The accretion disk was also observed to have two spiral arms. Accretion disks are usually fairly uniform, and hence, spiral arms are rarely seen in these protostellar disks. In astronomical bodies, spiral arms can be formed in a few ways: from gravitational instabilities in the disk itself or from dynamical interactions with nearby objects. The team suggests that gravitational instabilities are not likely the cause of the spirals because the disk is hot and turbulent, and hence able to balance its gravity. Instead, the team suggests the spiral arms were formed as a result of a dynamical interaction with another astronomical object.

The team detected an object of about three solar masses some 8,000 astronomical units away from the accretion disk. Through numerical simulations, the team was able to model the system and replicate a scenario in which an object flew by the disk more than 10,000 years ago, perturbing the disk, leading to the formation of the spiral arms.

Caption: The history of the accretion disk and the flyby object, as snapshots in time of a numerical simulation (a-c). The top right image is from the ALMA observations, compared to the resulting system 12,000 years after the flyby event in the simulation (d).

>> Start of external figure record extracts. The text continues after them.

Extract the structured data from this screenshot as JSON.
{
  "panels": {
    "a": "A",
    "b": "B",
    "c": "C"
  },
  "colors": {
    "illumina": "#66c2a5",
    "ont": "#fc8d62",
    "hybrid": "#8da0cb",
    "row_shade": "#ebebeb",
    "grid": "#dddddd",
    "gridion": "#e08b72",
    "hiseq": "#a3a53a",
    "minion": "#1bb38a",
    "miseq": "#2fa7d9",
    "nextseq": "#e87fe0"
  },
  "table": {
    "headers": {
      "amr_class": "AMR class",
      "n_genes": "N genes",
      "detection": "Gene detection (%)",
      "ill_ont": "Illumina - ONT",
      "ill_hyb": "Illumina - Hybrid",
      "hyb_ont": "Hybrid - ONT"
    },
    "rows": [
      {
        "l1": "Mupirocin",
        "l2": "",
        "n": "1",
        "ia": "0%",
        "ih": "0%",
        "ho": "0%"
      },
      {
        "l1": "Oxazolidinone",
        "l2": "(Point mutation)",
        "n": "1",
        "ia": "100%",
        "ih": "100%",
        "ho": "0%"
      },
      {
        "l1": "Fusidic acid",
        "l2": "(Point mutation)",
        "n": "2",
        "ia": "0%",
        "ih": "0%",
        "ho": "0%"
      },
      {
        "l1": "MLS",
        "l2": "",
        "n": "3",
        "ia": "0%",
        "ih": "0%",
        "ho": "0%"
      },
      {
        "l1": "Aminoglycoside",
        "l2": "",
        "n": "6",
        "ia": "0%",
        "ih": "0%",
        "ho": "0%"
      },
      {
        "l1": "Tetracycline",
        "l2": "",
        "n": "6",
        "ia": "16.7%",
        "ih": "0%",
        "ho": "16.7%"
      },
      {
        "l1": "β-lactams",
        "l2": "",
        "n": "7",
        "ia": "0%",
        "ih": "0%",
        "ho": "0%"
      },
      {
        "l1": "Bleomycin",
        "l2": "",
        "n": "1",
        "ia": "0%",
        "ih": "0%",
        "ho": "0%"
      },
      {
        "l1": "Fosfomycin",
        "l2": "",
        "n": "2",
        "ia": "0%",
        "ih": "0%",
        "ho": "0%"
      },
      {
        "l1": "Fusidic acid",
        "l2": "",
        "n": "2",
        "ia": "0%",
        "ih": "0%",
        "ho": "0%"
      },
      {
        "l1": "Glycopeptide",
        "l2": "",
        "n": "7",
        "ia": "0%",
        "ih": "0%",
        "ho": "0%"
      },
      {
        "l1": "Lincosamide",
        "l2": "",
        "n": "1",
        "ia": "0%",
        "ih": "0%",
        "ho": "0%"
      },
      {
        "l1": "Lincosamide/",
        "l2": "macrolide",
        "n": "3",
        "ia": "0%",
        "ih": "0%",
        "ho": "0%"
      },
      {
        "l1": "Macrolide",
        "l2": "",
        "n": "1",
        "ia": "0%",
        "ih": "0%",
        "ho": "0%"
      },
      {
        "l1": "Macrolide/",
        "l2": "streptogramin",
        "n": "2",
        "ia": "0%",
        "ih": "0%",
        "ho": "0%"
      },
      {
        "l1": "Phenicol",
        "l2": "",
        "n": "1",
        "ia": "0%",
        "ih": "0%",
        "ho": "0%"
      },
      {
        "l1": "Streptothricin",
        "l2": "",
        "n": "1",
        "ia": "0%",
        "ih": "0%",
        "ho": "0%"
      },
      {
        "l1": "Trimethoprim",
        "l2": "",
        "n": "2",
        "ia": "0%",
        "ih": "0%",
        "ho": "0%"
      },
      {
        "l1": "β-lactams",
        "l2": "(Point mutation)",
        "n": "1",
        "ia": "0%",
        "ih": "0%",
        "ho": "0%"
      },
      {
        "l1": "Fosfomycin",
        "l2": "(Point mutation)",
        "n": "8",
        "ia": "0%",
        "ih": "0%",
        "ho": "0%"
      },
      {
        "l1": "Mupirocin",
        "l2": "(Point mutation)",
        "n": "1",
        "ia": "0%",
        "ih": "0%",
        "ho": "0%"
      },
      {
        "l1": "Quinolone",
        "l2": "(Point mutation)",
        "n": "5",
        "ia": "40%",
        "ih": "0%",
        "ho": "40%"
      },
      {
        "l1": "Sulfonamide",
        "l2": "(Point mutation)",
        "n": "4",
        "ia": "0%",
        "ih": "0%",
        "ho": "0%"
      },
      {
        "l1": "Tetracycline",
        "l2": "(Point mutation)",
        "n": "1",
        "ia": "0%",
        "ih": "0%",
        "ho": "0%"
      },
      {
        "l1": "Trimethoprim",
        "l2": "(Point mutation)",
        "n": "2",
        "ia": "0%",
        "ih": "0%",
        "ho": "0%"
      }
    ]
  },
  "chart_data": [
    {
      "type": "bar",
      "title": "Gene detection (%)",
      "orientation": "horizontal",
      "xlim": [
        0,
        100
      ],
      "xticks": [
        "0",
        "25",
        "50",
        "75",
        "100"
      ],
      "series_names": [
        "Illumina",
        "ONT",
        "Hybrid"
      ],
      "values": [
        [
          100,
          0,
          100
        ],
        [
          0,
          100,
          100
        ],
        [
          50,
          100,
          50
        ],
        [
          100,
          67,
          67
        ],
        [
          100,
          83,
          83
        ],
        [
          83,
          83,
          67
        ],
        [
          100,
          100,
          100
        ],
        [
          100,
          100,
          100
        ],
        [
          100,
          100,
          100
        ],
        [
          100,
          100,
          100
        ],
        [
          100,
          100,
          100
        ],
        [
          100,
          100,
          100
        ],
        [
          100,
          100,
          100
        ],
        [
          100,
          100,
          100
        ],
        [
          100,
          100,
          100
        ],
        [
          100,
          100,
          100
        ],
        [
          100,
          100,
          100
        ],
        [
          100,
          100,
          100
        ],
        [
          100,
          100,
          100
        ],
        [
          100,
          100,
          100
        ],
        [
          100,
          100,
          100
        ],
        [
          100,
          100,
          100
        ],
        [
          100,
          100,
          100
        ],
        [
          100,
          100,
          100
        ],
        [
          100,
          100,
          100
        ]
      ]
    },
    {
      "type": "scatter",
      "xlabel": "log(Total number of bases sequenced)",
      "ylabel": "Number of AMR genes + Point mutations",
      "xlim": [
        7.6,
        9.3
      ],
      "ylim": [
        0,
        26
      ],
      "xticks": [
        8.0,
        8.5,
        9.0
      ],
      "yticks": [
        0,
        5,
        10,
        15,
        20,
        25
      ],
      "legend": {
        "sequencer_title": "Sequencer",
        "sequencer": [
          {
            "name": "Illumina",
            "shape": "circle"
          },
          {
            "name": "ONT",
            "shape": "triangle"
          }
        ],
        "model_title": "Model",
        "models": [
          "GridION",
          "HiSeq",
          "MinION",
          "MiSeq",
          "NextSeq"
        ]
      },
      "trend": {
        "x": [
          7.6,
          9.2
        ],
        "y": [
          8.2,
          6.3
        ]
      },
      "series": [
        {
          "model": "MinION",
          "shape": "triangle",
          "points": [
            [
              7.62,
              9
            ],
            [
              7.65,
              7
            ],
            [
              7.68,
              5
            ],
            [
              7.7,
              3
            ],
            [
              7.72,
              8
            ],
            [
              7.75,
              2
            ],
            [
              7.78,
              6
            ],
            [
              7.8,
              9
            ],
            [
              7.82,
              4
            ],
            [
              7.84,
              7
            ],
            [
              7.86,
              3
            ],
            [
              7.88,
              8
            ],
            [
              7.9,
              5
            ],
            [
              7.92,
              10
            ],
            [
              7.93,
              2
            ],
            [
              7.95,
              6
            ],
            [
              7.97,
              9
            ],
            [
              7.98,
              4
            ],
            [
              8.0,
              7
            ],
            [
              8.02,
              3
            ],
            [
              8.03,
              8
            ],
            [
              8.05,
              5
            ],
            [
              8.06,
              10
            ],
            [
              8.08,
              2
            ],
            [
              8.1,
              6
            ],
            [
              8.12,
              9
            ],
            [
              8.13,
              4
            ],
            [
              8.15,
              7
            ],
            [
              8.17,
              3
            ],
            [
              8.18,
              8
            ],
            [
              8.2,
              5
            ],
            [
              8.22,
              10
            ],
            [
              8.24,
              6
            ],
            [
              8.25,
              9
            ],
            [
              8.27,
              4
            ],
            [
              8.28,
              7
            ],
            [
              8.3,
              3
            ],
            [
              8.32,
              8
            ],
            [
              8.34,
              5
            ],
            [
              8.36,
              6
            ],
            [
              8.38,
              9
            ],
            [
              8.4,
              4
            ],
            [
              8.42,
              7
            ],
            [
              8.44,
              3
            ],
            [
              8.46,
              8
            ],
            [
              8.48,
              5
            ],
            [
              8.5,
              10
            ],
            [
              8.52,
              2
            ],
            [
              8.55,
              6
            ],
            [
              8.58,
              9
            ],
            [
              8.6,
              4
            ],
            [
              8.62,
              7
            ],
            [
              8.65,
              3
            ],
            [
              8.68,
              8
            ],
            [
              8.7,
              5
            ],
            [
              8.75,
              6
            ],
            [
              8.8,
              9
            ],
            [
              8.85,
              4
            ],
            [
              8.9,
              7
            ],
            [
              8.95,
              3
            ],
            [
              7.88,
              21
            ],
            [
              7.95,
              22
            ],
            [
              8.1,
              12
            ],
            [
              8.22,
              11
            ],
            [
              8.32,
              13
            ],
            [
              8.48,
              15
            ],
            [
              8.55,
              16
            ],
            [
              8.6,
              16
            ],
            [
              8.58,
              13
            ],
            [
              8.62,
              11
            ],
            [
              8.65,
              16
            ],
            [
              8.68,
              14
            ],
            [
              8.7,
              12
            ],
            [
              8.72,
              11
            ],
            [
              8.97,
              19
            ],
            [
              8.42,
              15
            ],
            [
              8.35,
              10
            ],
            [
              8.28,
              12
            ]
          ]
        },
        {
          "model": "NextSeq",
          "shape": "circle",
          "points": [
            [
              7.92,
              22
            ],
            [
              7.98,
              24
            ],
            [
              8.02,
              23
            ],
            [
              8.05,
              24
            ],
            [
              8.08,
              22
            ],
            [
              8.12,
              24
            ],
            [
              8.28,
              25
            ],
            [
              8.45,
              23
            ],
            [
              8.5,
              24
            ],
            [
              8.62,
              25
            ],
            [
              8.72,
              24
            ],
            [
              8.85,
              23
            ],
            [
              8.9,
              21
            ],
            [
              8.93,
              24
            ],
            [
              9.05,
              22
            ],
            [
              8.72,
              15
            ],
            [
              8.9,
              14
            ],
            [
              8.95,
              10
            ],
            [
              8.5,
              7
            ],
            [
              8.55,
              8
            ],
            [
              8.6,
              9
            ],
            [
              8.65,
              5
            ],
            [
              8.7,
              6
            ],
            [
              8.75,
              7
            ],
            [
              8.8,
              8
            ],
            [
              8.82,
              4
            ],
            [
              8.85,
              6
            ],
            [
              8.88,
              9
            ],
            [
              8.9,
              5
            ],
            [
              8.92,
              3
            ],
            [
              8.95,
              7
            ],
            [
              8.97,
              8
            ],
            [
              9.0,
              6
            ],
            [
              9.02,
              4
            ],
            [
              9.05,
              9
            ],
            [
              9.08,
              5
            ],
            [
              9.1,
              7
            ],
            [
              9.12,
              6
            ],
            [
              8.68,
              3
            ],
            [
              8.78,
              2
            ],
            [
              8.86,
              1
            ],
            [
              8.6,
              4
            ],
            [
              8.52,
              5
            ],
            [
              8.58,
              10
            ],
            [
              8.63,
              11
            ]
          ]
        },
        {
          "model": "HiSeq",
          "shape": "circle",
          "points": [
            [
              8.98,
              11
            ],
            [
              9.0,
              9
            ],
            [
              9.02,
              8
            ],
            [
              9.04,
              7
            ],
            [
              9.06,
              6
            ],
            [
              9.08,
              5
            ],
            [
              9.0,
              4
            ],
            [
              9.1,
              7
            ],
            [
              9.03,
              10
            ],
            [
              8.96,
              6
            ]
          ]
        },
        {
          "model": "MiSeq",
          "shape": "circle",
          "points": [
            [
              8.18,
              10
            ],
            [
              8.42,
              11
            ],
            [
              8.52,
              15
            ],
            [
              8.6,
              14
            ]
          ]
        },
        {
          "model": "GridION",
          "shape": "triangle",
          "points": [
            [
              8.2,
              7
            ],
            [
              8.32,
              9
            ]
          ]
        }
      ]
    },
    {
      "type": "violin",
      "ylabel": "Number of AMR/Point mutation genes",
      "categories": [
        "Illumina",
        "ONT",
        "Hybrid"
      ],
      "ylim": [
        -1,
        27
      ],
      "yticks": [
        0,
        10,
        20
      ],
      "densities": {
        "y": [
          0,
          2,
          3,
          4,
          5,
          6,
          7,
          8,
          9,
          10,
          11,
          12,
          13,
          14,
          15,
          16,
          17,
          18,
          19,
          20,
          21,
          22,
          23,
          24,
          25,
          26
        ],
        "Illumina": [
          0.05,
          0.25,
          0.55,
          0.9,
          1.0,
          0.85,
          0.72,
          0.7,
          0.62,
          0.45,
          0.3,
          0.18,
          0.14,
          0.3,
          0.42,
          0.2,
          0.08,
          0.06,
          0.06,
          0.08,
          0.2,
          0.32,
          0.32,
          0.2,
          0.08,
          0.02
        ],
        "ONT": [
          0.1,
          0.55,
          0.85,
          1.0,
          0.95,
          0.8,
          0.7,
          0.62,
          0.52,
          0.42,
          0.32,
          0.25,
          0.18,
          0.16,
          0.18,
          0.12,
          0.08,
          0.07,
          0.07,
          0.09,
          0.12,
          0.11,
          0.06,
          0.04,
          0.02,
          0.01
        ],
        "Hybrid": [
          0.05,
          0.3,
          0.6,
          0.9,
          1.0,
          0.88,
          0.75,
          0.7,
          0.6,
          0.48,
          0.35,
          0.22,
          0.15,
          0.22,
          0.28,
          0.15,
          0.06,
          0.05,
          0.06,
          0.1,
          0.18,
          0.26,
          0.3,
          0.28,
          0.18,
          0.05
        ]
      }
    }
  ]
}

Credit: Lu et al.

The results provide evidence that accretion disks at the early stages of evolution are subject to frequent dynamical interactions (e.g., flybys). These flybys would thus influence the formation of the star itself and the planets that would form out of the disk. The study also suggests that more massive stars, such as stars that exist in the high stellar density environment of the Galactic Center, would be more likely to experience frequent flybys.